Kondisi ini berpotensi menimbulkan polarisasi di masyarakat, di mana sebagian warga yang mampu membayar pungutan tambahan bisa lebih cepat menikmati listrik, sementara warga kurang mampu tertinggal.
Polarisasi ini sangat berbahaya. Listrik seharusnya menjadi pemersatu, bukan pemecah.
Ketika ada yang bisa cepat terpasang karena membayar lebih, sementara lainnya terhambat, ini jelas merusak rasa keadilan,” lanjutnya.

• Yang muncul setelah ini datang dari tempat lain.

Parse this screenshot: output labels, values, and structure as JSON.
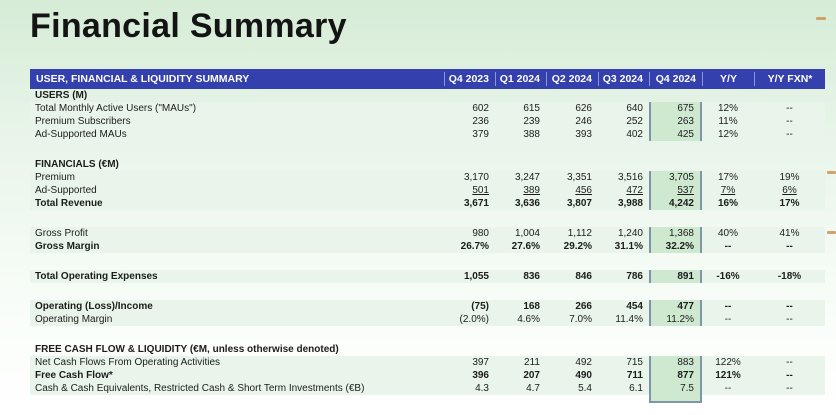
{
  "page": {
    "title": "Financial Summary"
  },
  "table": {
    "title": "USER, FINANCIAL & LIQUIDITY SUMMARY",
    "columns": [
      "Q4 2023",
      "Q1 2024",
      "Q2 2024",
      "Q3 2024",
      "Q4 2024",
      "Y/Y",
      "Y/Y FXN*"
    ],
    "highlight_column": "Q4 2024",
    "rows": [
      {
        "type": "section",
        "label": "USERS (M)"
      },
      {
        "type": "data",
        "label": "Total Monthly Active Users (\"MAUs\")",
        "values": [
          "602",
          "615",
          "626",
          "640",
          "675",
          "12%",
          "--"
        ]
      },
      {
        "type": "data",
        "label": "Premium Subscribers",
        "values": [
          "236",
          "239",
          "246",
          "252",
          "263",
          "11%",
          "--"
        ]
      },
      {
        "type": "data",
        "label": "Ad-Supported MAUs",
        "values": [
          "379",
          "388",
          "393",
          "402",
          "425",
          "12%",
          "--"
        ]
      },
      {
        "type": "spacer"
      },
      {
        "type": "section",
        "label": "FINANCIALS (€M)"
      },
      {
        "type": "data",
        "label": "Premium",
        "values": [
          "3,170",
          "3,247",
          "3,351",
          "3,516",
          "3,705",
          "17%",
          "19%"
        ]
      },
      {
        "type": "data",
        "label": "Ad-Supported",
        "underline": true,
        "values": [
          "501",
          "389",
          "456",
          "472",
          "537",
          "7%",
          "6%"
        ]
      },
      {
        "type": "data",
        "label": "Total Revenue",
        "bold": true,
        "values": [
          "3,671",
          "3,636",
          "3,807",
          "3,988",
          "4,242",
          "16%",
          "17%"
        ]
      },
      {
        "type": "spacer"
      },
      {
        "type": "data",
        "label": "Gross Profit",
        "values": [
          "980",
          "1,004",
          "1,112",
          "1,240",
          "1,368",
          "40%",
          "41%"
        ]
      },
      {
        "type": "data",
        "label": "Gross Margin",
        "bold": true,
        "values": [
          "26.7%",
          "27.6%",
          "29.2%",
          "31.1%",
          "32.2%",
          "--",
          "--"
        ]
      },
      {
        "type": "spacer"
      },
      {
        "type": "data",
        "label": "Total Operating Expenses",
        "bold": true,
        "values": [
          "1,055",
          "836",
          "846",
          "786",
          "891",
          "-16%",
          "-18%"
        ]
      },
      {
        "type": "spacer"
      },
      {
        "type": "data",
        "label": "Operating (Loss)/Income",
        "bold": true,
        "values": [
          "(75)",
          "168",
          "266",
          "454",
          "477",
          "--",
          "--"
        ]
      },
      {
        "type": "data",
        "label": "Operating Margin",
        "values": [
          "(2.0%)",
          "4.6%",
          "7.0%",
          "11.4%",
          "11.2%",
          "--",
          "--"
        ]
      },
      {
        "type": "spacer"
      },
      {
        "type": "section",
        "label": "FREE CASH FLOW & LIQUIDITY (€M, unless otherwise denoted)"
      },
      {
        "type": "data",
        "label": "Net Cash Flows From Operating Activities",
        "values": [
          "397",
          "211",
          "492",
          "715",
          "883",
          "122%",
          "--"
        ]
      },
      {
        "type": "data",
        "label": "Free Cash Flow*",
        "bold": true,
        "values": [
          "396",
          "207",
          "490",
          "711",
          "877",
          "121%",
          "--"
        ]
      },
      {
        "type": "data",
        "label": "Cash & Cash Equivalents, Restricted Cash & Short Term Investments (€B)",
        "values": [
          "4.3",
          "4.7",
          "5.4",
          "6.1",
          "7.5",
          "--",
          "--"
        ]
      }
    ]
  },
  "colors": {
    "background_top": "#d5ecd6",
    "header_bar": "#3340ad",
    "row_band": "#e9f5ea",
    "highlight_fill": "#cfe9d1",
    "highlight_border": "#7e97a8",
    "edge_mark": "#cfa36b"
  }
}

Rovi, mendesak PLN wilayah Aceh, khususnya unit di Nagan Raya, untuk segera melakukan evaluasi menyeluruh dan memperketat pengawasan serta keterbukaan tarif terhadap setiap proses pemasangan.
Mereka juga meminta aparat penegak hukum untuk tidak tinggal diam, melainkan menindak tegas oknum atau pihak ketiga yang terbukti melakukan pungutan tambahan.
Selain itu, Rovi mendorong pemerintah daerah agar turut mengawal isu ini secara serius. Menurut mereka, akses listrik bukan hanya urusan infrastruktur, tetapi juga terkait dengan hak dasar warga negara dalam memperoleh pelayanan publik yang layak.
Kalau masalah ini dibiarkan, akan lahir ketidakpercayaan masyarakat terhadap negara dan pemerintah. Kami tegaskan, listrik adalah hak rakyat, bukan komoditas untuk diperjualbelikan dengan cara yang melanggar aturan,” tutupnya.(*)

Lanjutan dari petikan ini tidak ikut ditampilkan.